Carrie nodded, aware that in her own misery, she had forgotten the sole purpose of Mrs. LaMarque’s trip was this visit to the Lower Falls of the Yellowstone. She glanced at her companion’s self-possessed, calm face, knowing she should model herself after such courage and serenity. Sometimes all a woman could do was forge ahead, never forgetting, but at least not remembering relentlessly, when there was no other alternative.
The enormity of the task ahead of her made Carrie quail inside. Love could be a dreadful burden. Maybe that was the summer lesson. As they came closer and closer to the Grand Canyon of the Yellowstone, her heart ached for the man on horseback, heading toward court martial, the stockade, and humiliation he did not deserve, simply because he had disobeyed an order that made no sense. Unlike everyone in the Department of the Interior, he had made a personal study of wolves, perhaps even a scientific study, and arrived at different conclusions.
She knew she couldn’t think of the years ahead because that was too hard. Better to take the rest of the summer day by day, minute by minute if she had to. After a while, the false front of serenity might beco
me easier to wear. She glanced at Mrs. LaMarque, who had covered up her love for Thomas Moran until it turned her hard. I don’t want that, Carrie thought suddenly. Although I greatly admire her now, I dare not become hard and brittle.
Carrie looked up, startled to see they had stopped. She was alone in the carriage and Ramsay Stiles was holding out his hand for her to step down from the carriage.
“We’re here?” she asked, feeling like an idiot.
“We have been for several minutes,” he said, so serious. “Mrs. LaMarque told me to leave you alone until you … you felt like getting out.
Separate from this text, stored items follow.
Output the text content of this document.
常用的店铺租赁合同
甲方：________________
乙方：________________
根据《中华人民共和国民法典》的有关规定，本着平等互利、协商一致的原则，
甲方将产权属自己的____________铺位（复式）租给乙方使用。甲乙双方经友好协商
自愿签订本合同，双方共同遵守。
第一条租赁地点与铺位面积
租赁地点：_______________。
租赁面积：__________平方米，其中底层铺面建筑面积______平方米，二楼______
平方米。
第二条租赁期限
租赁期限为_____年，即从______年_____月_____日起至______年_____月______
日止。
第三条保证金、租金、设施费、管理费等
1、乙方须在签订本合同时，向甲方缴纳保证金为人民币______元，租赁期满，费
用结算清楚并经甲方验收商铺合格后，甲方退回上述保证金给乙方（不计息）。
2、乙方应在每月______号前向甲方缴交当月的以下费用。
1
Do you?”
“Oh, yes,” she said. “Goodness, this was the whole purpose of this trip, wasn’t it?”
“I’m not sure anymore,” he said, and helped her down.
What could she say to that? Standing next to the one man in the world who could make her completely happy, she knew she could hide behind that façade she needed to build, similar to Mrs. LaMarque’s façade, or be honest. She chose honesty.
“I’m not sure either, Ram,” she said, raising her voice to be heard above the sound of millions of gallons of water pouring over a ledge. “I wish I could carry some of your burden. Since I can’t, or you won’t let me, just know I’ll be writing you in Texas.”
Not for me the midnight letters I never send, she thought. I can’t do that.
“Not the wisest use of your time, Caroline,” he said as they walked toward Mrs. LaMarque, who waited with less than stellar patience at the top of the gently sloping trail.
“It’s my choice,” she said simply. “Whether you read them or not is your business. She doesn’t look very patient. Let’s move it.”
He smiled at that, as she hoped he would. She told him to hurry ahead and take Mrs. LaMarque’s arm to steady her on the path, and Carrie took her time. Above and beyond her own misery, she knew this was a moment to relish and remember from the summer when she fell in love and learned that life, while not fair or easy, was worth the trouble of living right.